We use Webpack to bundle a small app that changes the app's state tree every time an edit is made to the rendered <OpenLawForm />. Additionally, each time you click the Preview button, it will generate a preview of what the final document will look like at the top of the webpage.


git clone
cd openlaw-elements
npm install
npm start

// Now you can visit http://localhost:3001 and see the app running.

Roadmap (subject to change)

  • User can override individual input components
  • Style classNames can be namespaced to your provided namespace key (e.g. my-app)
  • Style configuration prop to override certain element classes (e.g. { error: 'my-error-class' })
  • Address input type will be able to be used without the APIClient
  • Ability to choose input labels and/or placeholders. A current workaround is to hide them with your own CSS.

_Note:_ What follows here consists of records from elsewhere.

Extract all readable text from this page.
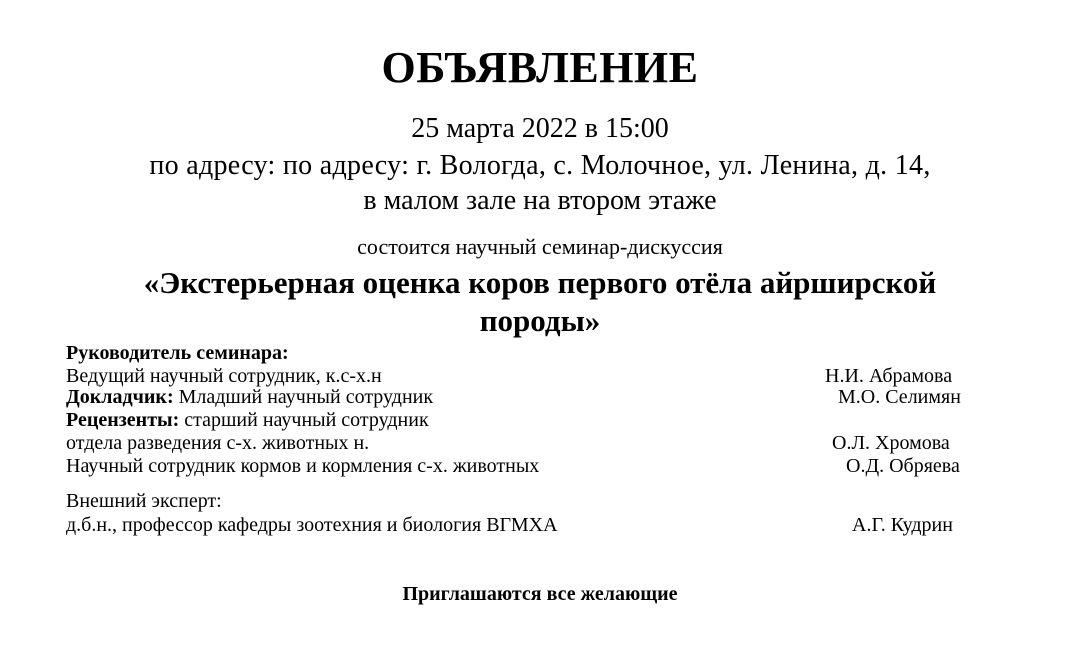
ОБЪЯВЛЕНИЕ
25 марта 2022 в 15:00
по адресу: по адресу: г. Вологда, с. Молочное, ул. Ленина, д. 14,
в малом зале на втором этаже
состоится научный семинар-дискуссия
«Экстерьерная оценка коров первого отёла айрширской
породы»
Руководитель семинара:
Ведущий научный сотрудник, к.с-х.н	Н.И. Абрамова
Докладчик: Младший научный сотрудник	М.О. Селимян
Рецензенты: старший научный сотрудник
отдела разведения с-х. животных н.	О.Л. Хромова
Научный сотрудник кормов и кормления с-х. животных	О.Д. Обряева
Внешний эксперт:
д.б.н., профессор кафедры зоотехния и биология ВГМХА	А.Г. Кудрин
Приглашаются все желающие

See information about contributing here.


Copyright 2019 Aaron Wright, David Roon, and ConsenSys AG.

Licensed under the Apache License, Version 2.0 (the "License"); you may not use this file except in compliance with the License. You may obtain a copy of the License at

Unless required by applicable law or agreed to in writing, software distributed under the License is distributed on an "AS IS" BASIS, WITHOUT WARRANTIES OR CONDITIONS OF ANY KIND, either express or implied. See the License for the specific language governing permissions and limitations under the License.